Which profession would you choose if you were not a scientist?
Actually, I am very pleased with my job and enjoy most of my time being a Professor of Macromolecular Chemistry. The second best choice for me would have been an architect. I always loved making construction designs and graphics and I would love to design buildings from scratch. In a way, this would be similar to what I am doing now, but aiming at much larger structures. As an architect of molecules, however I am also very happy, although I haven’t found any inhabitants for our little macromolecular constructions yet!
Titin-mimicking polycyclic polymers with shape regeneration and healing properties
Jan-Hendrik Schuetz, Peng Wentao and Philipp Vana
Polycyclic polymers based on cyclic (ABC)n-multiblock-copolymers are formed via stepwise polymerisation of three individual blocks and exploiting the ring merging reaction of these ring polymers. The so-obtained precursor ring-polymers were interconnected via click reaction. Small blocks within the rings with the ability to form self-complementary hydrogen bonds lead to intra- and intermolecular links between polycyclic polymers.

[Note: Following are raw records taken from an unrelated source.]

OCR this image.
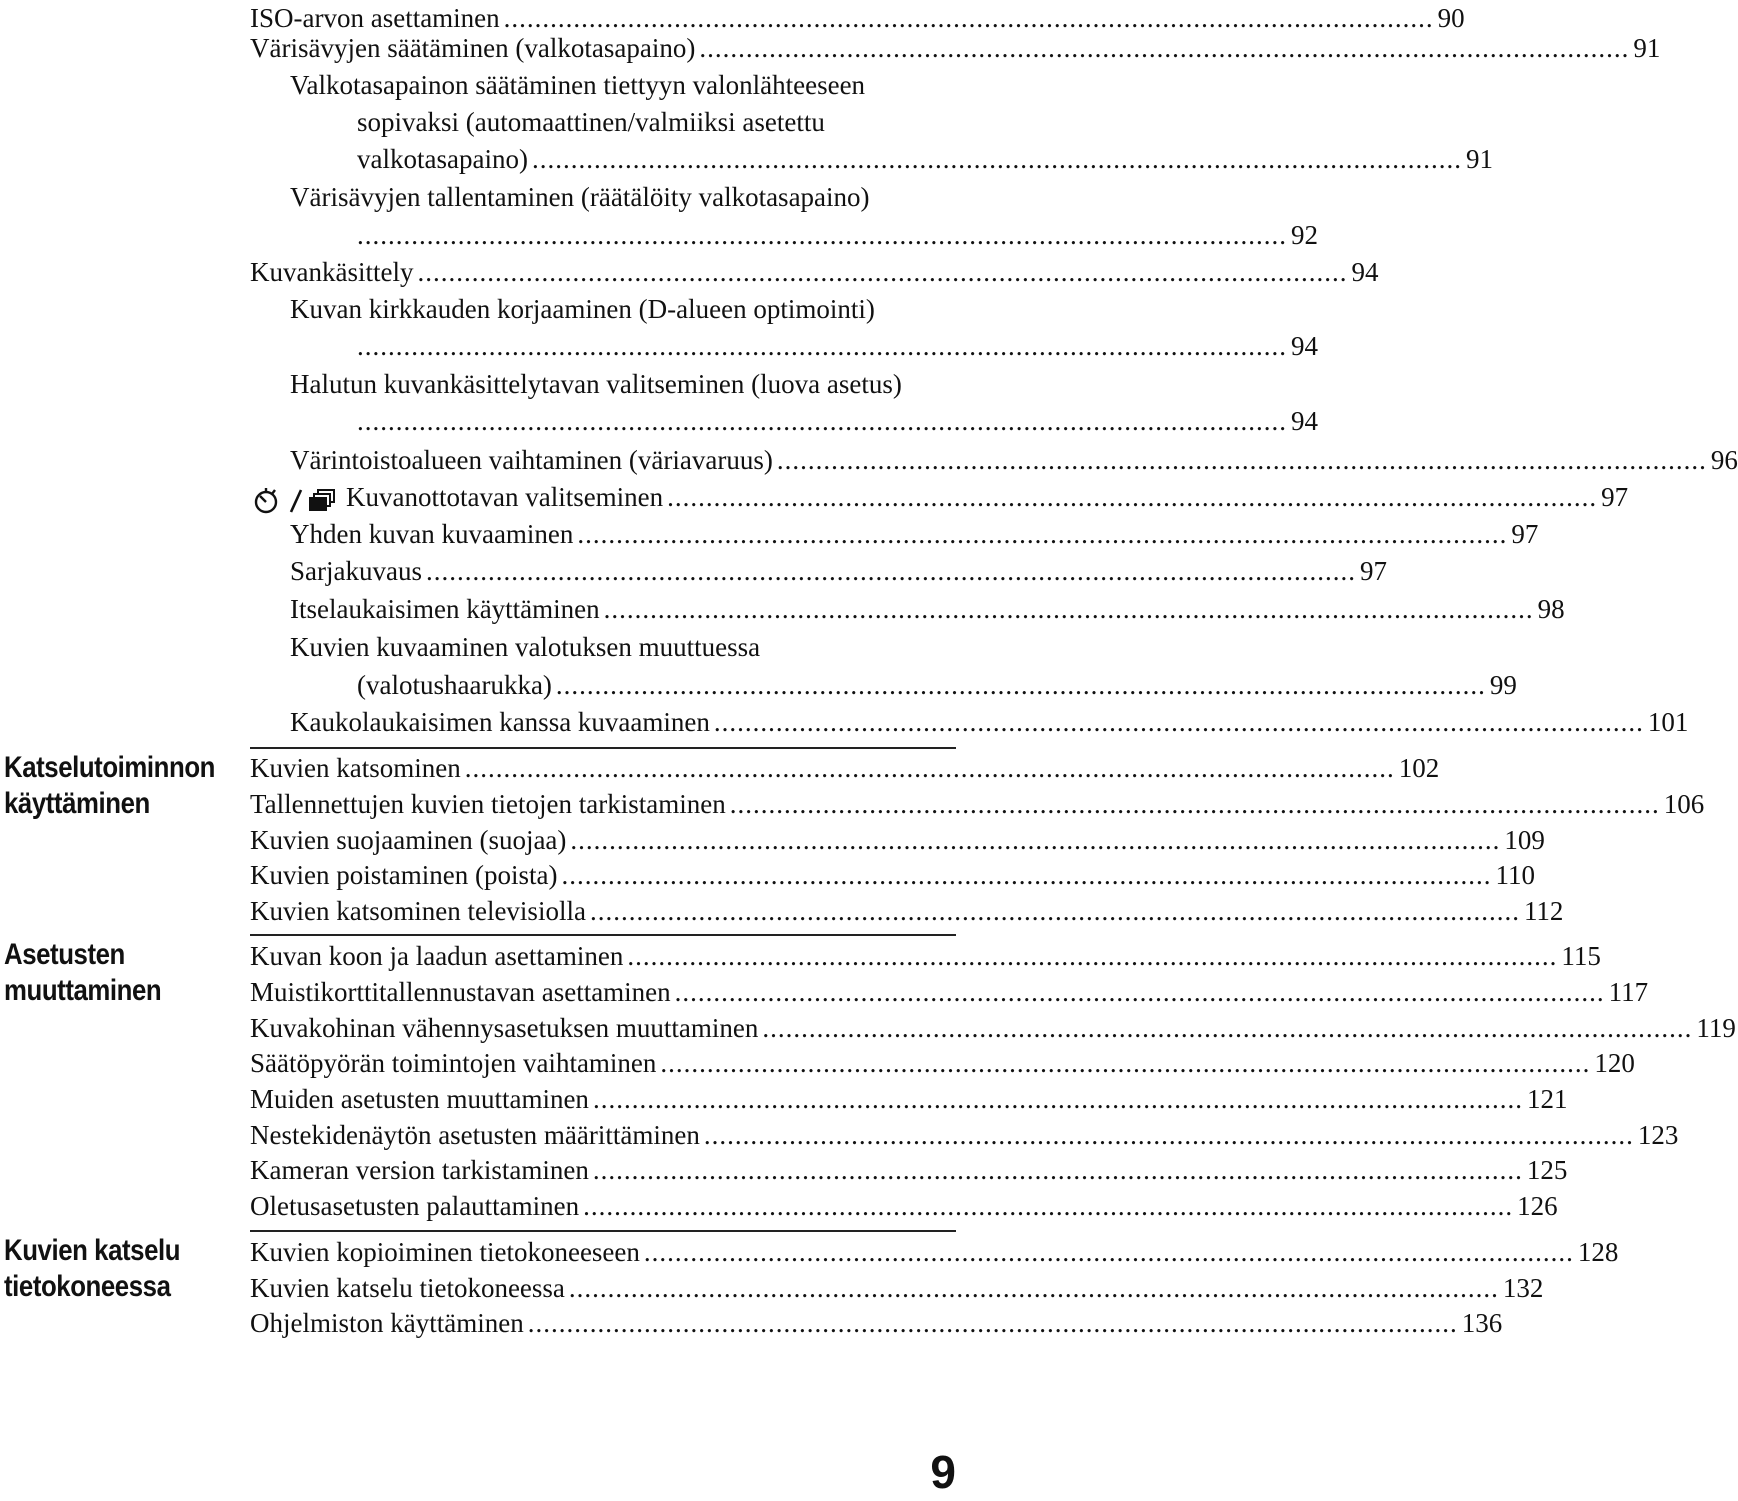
ISO-arvon asettaminen ........................................................................................................................ 90
Värisävyjen säätäminen (valkotasapaino) ........................................................................................................................ 91
Valkotasapainon säätäminen tiettyyn valonlähteeseen
sopivaksi (automaattinen/valmiiksi asetettu
valkotasapaino) ........................................................................................................................ 91
Värisävyjen tallentaminen (räätälöity valkotasapaino)
........................................................................................................................ 92
Kuvankäsittely ........................................................................................................................ 94
Kuvan kirkkauden korjaaminen (D-alueen optimointi)
........................................................................................................................ 94
Halutun kuvankäsittelytavan valitseminen (luova asetus)
........................................................................................................................ 94
Värintoistoalueen vaihtaminen (väriavaruus) ........................................................................................................................ 96
Kuvanottotavan valitseminen ........................................................................................................................ 97
Yhden kuvan kuvaaminen ........................................................................................................................ 97
Sarjakuvaus ........................................................................................................................ 97
Itselaukaisimen käyttäminen ........................................................................................................................ 98
Kuvien kuvaaminen valotuksen muuttuessa
(valotushaarukka) ........................................................................................................................ 99
Kaukolaukaisimen kanssa kuvaaminen ........................................................................................................................ 101
Katselutoiminnon
käyttäminen
Kuvien katsominen ........................................................................................................................ 102
Tallennettujen kuvien tietojen tarkistaminen ........................................................................................................................ 106
Kuvien suojaaminen (suojaa) ........................................................................................................................ 109
Kuvien poistaminen (poista) ........................................................................................................................ 110
Kuvien katsominen televisiolla ........................................................................................................................ 112
Asetusten
muuttaminen
Kuvan koon ja laadun asettaminen ........................................................................................................................ 115
Muistikorttitallennustavan asettaminen ........................................................................................................................ 117
Kuvakohinan vähennysasetuksen muuttaminen ........................................................................................................................ 119
Säätöpyörän toimintojen vaihtaminen ........................................................................................................................ 120
Muiden asetusten muuttaminen ........................................................................................................................ 121
Nestekidenäytön asetusten määrittäminen ........................................................................................................................ 123
Kameran version tarkistaminen ........................................................................................................................ 125
Oletusasetusten palauttaminen ........................................................................................................................ 126
Kuvien katselu
tietokoneessa
Kuvien kopioiminen tietokoneeseen ........................................................................................................................ 128
Kuvien katselu tietokoneessa ........................................................................................................................ 132
Ohjelmiston käyttäminen ........................................................................................................................ 136
9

The obtained materials, which mimic nature’s paragon Titin, have some extraordinary material properties concerning elasticity and energy dissipation.
Cyrille Boyer is a guest web-writer for Polymer Chemistry. He is currently an Associate Professor and an ARC-Future Fellow in the School of Chemical Engineering, University of New South Wales (Australia) and deputy director of the Australian Centre for NanoMedicine.